Exactly what the tweet response says. As humans you notice physical differences, but the hatred and animosity that you see in adults is taught.
Tag: racism
Something I wish more people would understand…
What’s her name?
Her name is Jane Elliott. She was a former schoolteacher, now she’s anti-racism activist, feminist and LGBT activist. She’s tiny, mean, and boss as fuck.
She’s known for her “blue eyes-brown eyes experiment” where she divides a group of volunteers from the blues and the browns. The minute the people walk in, the blue-eyes know they’re not welcomed. She makes them wait in a separate room, gives them shitty chairs, bad food, and shows them less respect. And (obviously) it causes all sorts of discomfort and rage, but that’s precisely her point. It doesn’t help that most blue-eyed volunteers happen to be white as well. Sometimes they get the message, sometimes they don’t and leave, sometimes crying or screaming. And Jane Elliott says that’s exactly what minorities want to do everyday of their lives, but they simply cannot do.
Did I mention she’s boss as fuck?
Note that the blue eyes-brown eyes experiment started with her students. I think she taught third grade, so 8 and 9 year-olds. There’s whole documentaries on the experiment and what the kids learned and how it effected them later in life. Her expirement is one of the few things I actually remember from my high school psychology class.
This is from the Wikipedia article on Elliott:
“First exercise involving eye color and brown collars[edit]
Steven Armstrong was the first child to arrive in Elliott’s classroom, (referring to Martin Luther King, Jr.) he asked “Why’d they shoot that King?” After the rest of the class arrived, Elliott asked them how they think it feels to be a black boy or girl. She suggested to the class that it would be hard for them to understand discrimination without experiencing it themselves and then asked the children if they would like to find out. The children agreed with a chorus of “yeah"s. She decided to base the exercise on eye color rather than skin color in order to show the children what racial segregation would be like.[2]
On the first day of the exercise, she designated the blue-eyed children as the superior group. Elliott provided brown fabric collars and asked the blue-eyed students to wrap them around the necks of their brown-eyed peers as a method to easily identify the minority group. She gave the blue-eyed children extra privileges, such as second helpings at lunch, access to the new jungle gym, and five extra minutes at recess. The blue-eyed children sat in the front of the classroom, and the brown-eyed children were sent to sit in the back rows. The blue-eyed children were encouraged to play only with other blue-eyed children and to ignore those with brown eyes. Elliott would not allow brown-eyed and blue-eyed children to drink from the same water fountain and often chastised the brown-eyed students when they did not follow the exercise’s rules or made mistakes.
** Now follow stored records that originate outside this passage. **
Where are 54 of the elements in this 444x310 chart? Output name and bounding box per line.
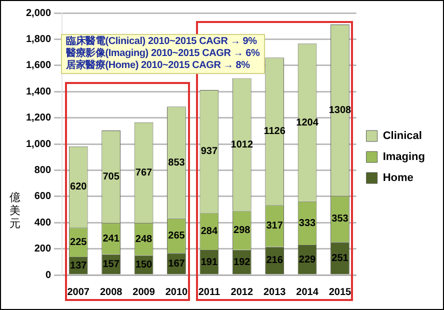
x-tick-label: 2009 (132, 286, 156, 298)
data-label: 937 (200, 146, 218, 158)
data-label: 1204 (296, 117, 319, 128)
data-label: 298 (234, 225, 251, 236)
legend-label: Clinical (382, 130, 422, 142)
data-label: 705 (102, 171, 120, 182)
x-tick-label: 2015 (328, 286, 352, 298)
data-label: 767 (135, 167, 153, 178)
data-label: 853 (168, 157, 186, 168)
annotation: 居家醫療(Home) 2010~2015 CAGR → 8% (66, 60, 251, 72)
data-label: 353 (332, 214, 349, 225)
data-label: 620 (70, 182, 88, 193)
data-label: 248 (135, 234, 153, 245)
y-tick-label: 600 (34, 191, 52, 202)
data-label: 1308 (328, 104, 352, 116)
data-label: 216 (266, 255, 284, 266)
y-tick-label: 200 (34, 244, 52, 255)
data-label: 1012 (230, 139, 254, 150)
y-tick-label: 1,200 (26, 112, 52, 124)
data-label: 167 (168, 258, 186, 270)
data-label: 150 (135, 260, 153, 271)
data-label: 229 (298, 254, 316, 266)
data-label: 137 (70, 260, 88, 272)
y-tick-label: 1,800 (26, 34, 52, 45)
x-tick-label: 2011 (198, 286, 220, 298)
annotation: 醫療影像(Imaging) 2010~2015 CAGR → 6% (66, 48, 260, 59)
data-label: 265 (168, 230, 186, 242)
x-tick-label: 2014 (296, 286, 319, 298)
data-label: 191 (200, 256, 218, 268)
y-axis-title: 億美元 (8, 191, 22, 230)
y-tick-label: 800 (34, 164, 52, 176)
y-tick-label: 0 (45, 270, 52, 281)
y-tick-label: 1,400 (26, 86, 52, 98)
data-label: 225 (70, 237, 88, 248)
x-tick-label: 2007 (67, 286, 90, 298)
x-tick-label: 2013 (263, 286, 286, 298)
x-tick-label: 2012 (230, 286, 254, 298)
y-tick-label: 1,600 (26, 60, 52, 72)
x-tick-label: 2010 (165, 286, 188, 298)
data-label: 251 (332, 252, 349, 264)
data-label: 1126 (264, 126, 286, 138)
legend-label: Home (382, 172, 414, 184)
annotation: 臨床醫電(Clinical) 2010~2015 CAGR → 9% (66, 36, 258, 48)
data-label: 241 (102, 233, 120, 244)
data-label: 157 (102, 259, 120, 270)
x-tick-label: 2008 (100, 286, 123, 298)
data-label: 284 (200, 226, 218, 238)
data-label: 333 (298, 218, 316, 229)
data-label: 192 (234, 256, 251, 268)
y-tick-label: 1,000 (26, 138, 52, 150)
data-label: 317 (266, 220, 284, 232)
legend-label: Imaging (382, 151, 426, 164)
y-tick-label: 2,000 (26, 8, 52, 19)
y-tick-label: 400 (34, 217, 52, 228)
She often exemplified the differences between the two groups by singling out students and would use negative aspects of brown-eyed children to emphasize a point.
At first, there was resistance among the students in the minority group to the idea that blue-eyed children were better than brown-eyed children. To counter this, Elliott lied to the children by stating that melanin was linked to their higher intelligence and learning ability. Shortly thereafter, this initial resistance fell away. Those who were deemed “superior” became arrogant, bossy, and otherwise unpleasant to their “inferior” classmates. Their grades on simple tests were better, and they completed mathematical and reading tasks that had seemed outside their ability before. The “inferior” classmates also transformed – into timid and subservient children who scored more poorly on tests, and even during recess isolated themselves, including those who had previously been dominant in the class. These children’s academic performance suffered, even with tasks that had been simple before.[6]
The next Monday,[2] Elliott reversed the exercise, making the brown-eyed children superior. While the brown-eyed children did taunt the blue-eyed children in ways similar to what had occurred the previous day, Elliott reports it was much less intense. At 2:30 on that Wednesday, Elliott told the blue-eyed children to take off their collars. To reflect on the experience, she asked the children to write down what they had learned.[2]”
https://en.wikipedia.org/wiki/Jane_Elliott#First_exercise_involving_eye_color_and_brown_collars
Sorry I made this post so long. But I love her. And this is important.